Drinking heavily may damage your body in many ways. In addition to liver failure, build-up of fat may even lead to failure of immune system in lungs of alcoholics, says a study.

Alcoholics are at a greater risk of developing lung diseases such as pneumonia and life threatening acute respiratory distress syndrome (ARDS), for which there is no treatment.

(Pic courtesy: pbinstitute.com)
(Pic courtesy: pbinstitute.com)

“We call it the alcoholic fatty lung,” said Ross Summer, associate professor at Thomas Jefferson University in the US.

“The fat accumulation in the lungs mimics the process that causes fat to build up and destroy the liver of alcoholics,” he added.

The lungs contain a subpopulation of cells that make fat. Surfactant producing cells expel a fatty secretion onto the inner lining of the lung to keep the airways properly lubricated during breathing.
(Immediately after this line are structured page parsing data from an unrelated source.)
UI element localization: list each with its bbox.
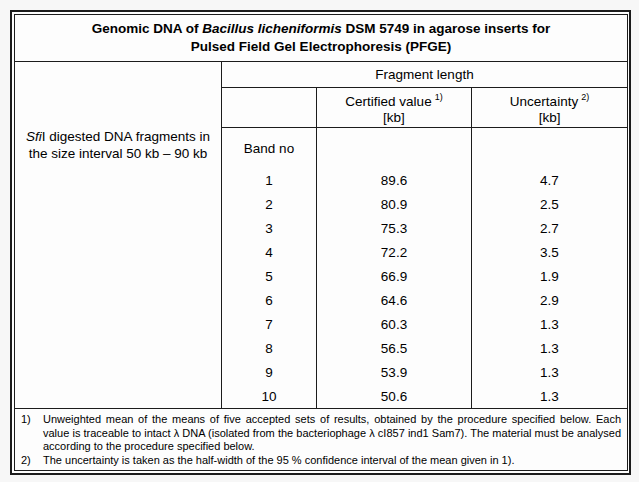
uncertainty-cell: 2.9 [472,288,628,312]
certified-value-header: Certified value1) [kb] [317,88,472,128]
footnote-2-text: The uncertainty is taken as the half-wid… [43,454,621,468]
band-cell: 8 [222,336,317,360]
footnote-ref-2: 2) [581,92,589,102]
uncertainty-cell: 2.5 [472,192,628,216]
certified-cell: 75.3 [317,216,472,240]
footnote-1: 1) Unweighted mean of the means of five … [21,413,621,454]
certified-cell: 50.6 [317,384,472,409]
footnote-2-ref: 2) [21,454,43,468]
table-title: Genomic DNA of Bacillus licheniformis DS… [15,15,628,62]
certified-cell: 53.9 [317,360,472,384]
certified-cell: 64.6 [317,288,472,312]
uncertainty-cell: 2.7 [472,216,628,240]
certificate-table-frame: Genomic DNA of Bacillus licheniformis DS… [10,10,631,475]
group-header-fragment-length: Fragment length [222,62,628,88]
uncertainty-cell: 1.3 [472,384,628,409]
certified-value-unit: [kb] [317,110,471,126]
uncertainty-cell: 4.7 [472,168,628,192]
certified-cell: 60.3 [317,312,472,336]
sample-description: SfiI digested DNA fragments in the size … [20,128,216,162]
certified-cell: 72.2 [317,240,472,264]
fragment-length-table: Genomic DNA of Bacillus licheniformis DS… [14,14,628,471]
band-cell: 10 [222,384,317,409]
band-cell: 7 [222,312,317,336]
certified-cell: 89.6 [317,168,472,192]
footnote-ref-1: 1) [435,92,443,102]
band-cell: 3 [222,216,317,240]
band-cell: 9 [222,360,317,384]
uncertainty-cell: 1.3 [472,360,628,384]
uncertainty-cell: 1.3 [472,336,628,360]
sample-description-cell: SfiI digested DNA fragments in the size … [15,62,222,409]
uncertainty-cell: 1.9 [472,264,628,288]
uncertainty-cell: 1.3 [472,312,628,336]
title-line-1: Genomic DNA of Bacillus licheniformis DS… [15,20,627,38]
band-cell: 6 [222,288,317,312]
title-line-2: Pulsed Field Gel Electrophoresis (PFGE) [15,38,627,56]
certified-cell: 80.9 [317,192,472,216]
band-cell: 2 [222,192,317,216]
organism-name: Bacillus licheniformis [202,21,342,36]
band-column-spacer [222,88,317,128]
band-cell: 4 [222,240,317,264]
certified-cell: 56.5 [317,336,472,360]
band-cell: 5 [222,264,317,288]
footnote-1-ref: 1) [21,413,43,454]
enzyme-name: Sfi [26,129,42,144]
uncertainty-cell: 3.5 [472,240,628,264]
band-no-header: Band no [222,128,317,169]
band-cell: 1 [222,168,317,192]
footnotes-section: 1) Unweighted mean of the means of five … [15,409,628,471]
uncertainty-unit: [kb] [472,110,627,126]
footnote-2: 2) The uncertainty is taken as the half-… [21,454,621,468]
footnote-1-text: Unweighted mean of the means of five acc… [43,413,621,454]
uncertainty-header: Uncertainty2) [kb] [472,88,628,128]
certified-cell: 66.9 [317,264,472,288]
The researchers investigated whether these surfactant cells might behave in a similar way to liver cells after extended alcohol exposure by also accumulating fat.

After extended exposure to alcohol in rats, the researchers noticed that surfactant cells increased their production of triglycerides by 100 percent and free fatty acids by 300 percent, compared to rats fed an non-alcoholic diet with the same number of calories.

The researchers also noticed fat-up not only in surfactant cells but also in lung macrophages, which are immune cells that normally engulf and digest bacteria or sick cells in the lung.

The researchers showed that these fat-exposed macrophages were much less effective at killing bacteria than normal macrophages.

The study appeared in the American Journal of Respiratory Cell and Molecular Biology.